As for studies, you’ll find plenty of published papers in reference to animal and human toxicity due to silver here.

What can explain the fascination of woo adherents with drugs and treatments discarded long, long ago by medical science? I have a feeling that if health experts, the CDC and the American Academy of Pediatrics suddenly decided vaccination was bad, the Mike Adamses, Gary Nulls and Jay Gordons of the world would do an equally rapid turnaround and decide that vaccination was a marvelous natural disease preventative worth promoting by brave mavericks like themselves, and that the medical establishment opposed it only because letting people get sick with infectious diseases means they can be prescribed lots of Big Pharma medicines.

everyone is always so hyperfocused on a bluish tint when you can probably count the number of cases on one hand.

There is this thing called “Google” which, when used judiciously, can reduce the use of words like “probably”, and also reduce the number of times one is wrong.

this is pretty far off topic by now, but i figured since i mentioned it upthread i would actually dig out the reference.

in the human body
copper 72 mg / 70 kg
mercury 6 mg / 70 kg
silver: 2 mg / 70 kg
gold: 0.2 mg / 70 kg
uranium: 0.1 mg / 70 kg

from http://web2.airmail.net/uthman/elements_of_body.html which is sourced to “Emsley, John, The Elements, 3rd ed., Clarendon Press, Oxford, 1998”

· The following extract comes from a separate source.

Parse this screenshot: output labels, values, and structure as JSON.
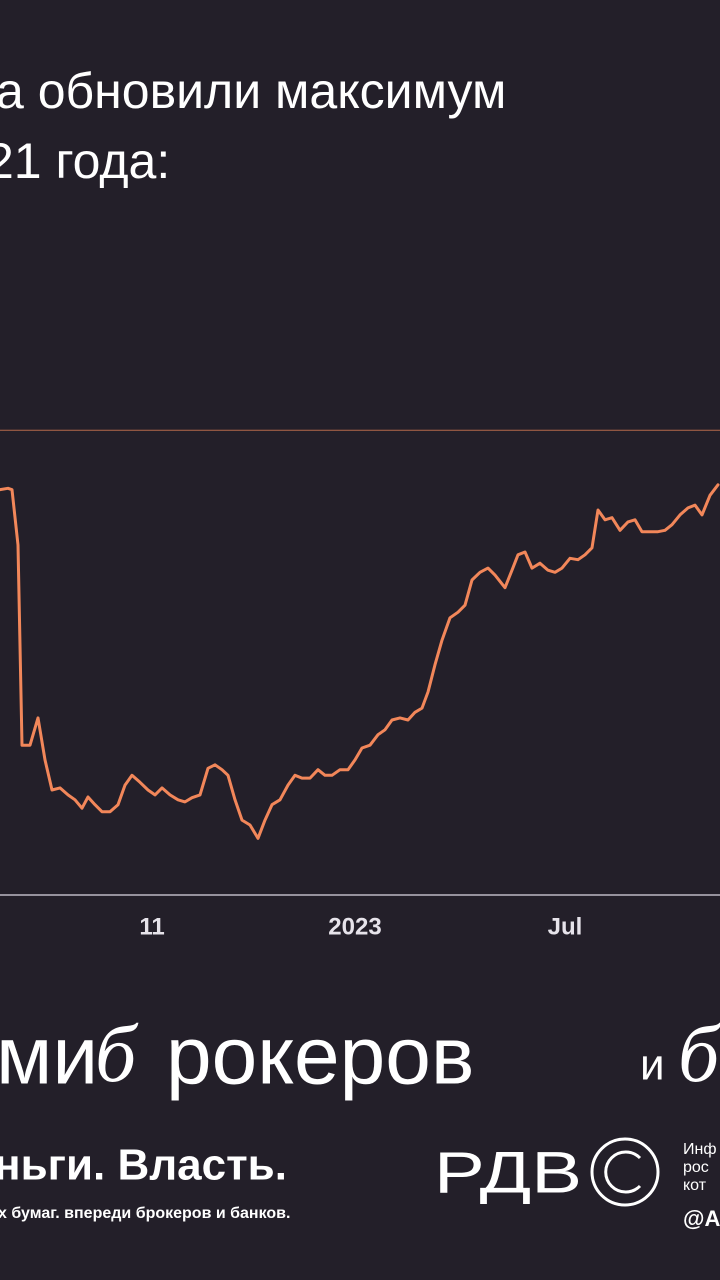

Lilady is not playing lawyer here but just a comment about legal culpability regarding the measles case in Boston. From what I have read she was not aware that she was infected with measles when she boarded the plane in France. Measles and some other vaccine-preventable diseases (pertussis) have a long prodromal (asymptomatic period) before the onset of symptoms. The measles prodromal period is at least 12 days… when a person can unknowingly infect others.

I do know that in food-borne disease outbreaks caused by bacteria such as salmonella, hepatitis A and shigella, that people have successfully sued for damages. E.coli infections caused by undercooking of hamburgers have caused major organ failure and deaths and the fast food restaurants implicated, have been sued. Major egg producing distributors and pre-washed salad greens companies have been implicated in other food-borne multi-state outbreaks of infectious diseases. Not only have they been sued by individuals, they have been fined for unsafe practices, by regulatory food monitoring agencies.

On the local level, if a determination is made that an individual restaurant caused a food-borne illness due to cross contamination of salads by raw eggs or chickens, deviation from safe food handling practices..such as safe temperature range for “holding” salads at buffets, cooking eggs and poultry completely or employing food handlers with a diarrheal illness, face major fines. (I tend to eat at home and am very selective in menu choices in restaurants).

If a local health department has to provide immunizations for the patrons exposed to a food borne illness in a restaurant, they will also make a claim and collect for the costs associated with providing prophylactic treatment to restaurant patrons.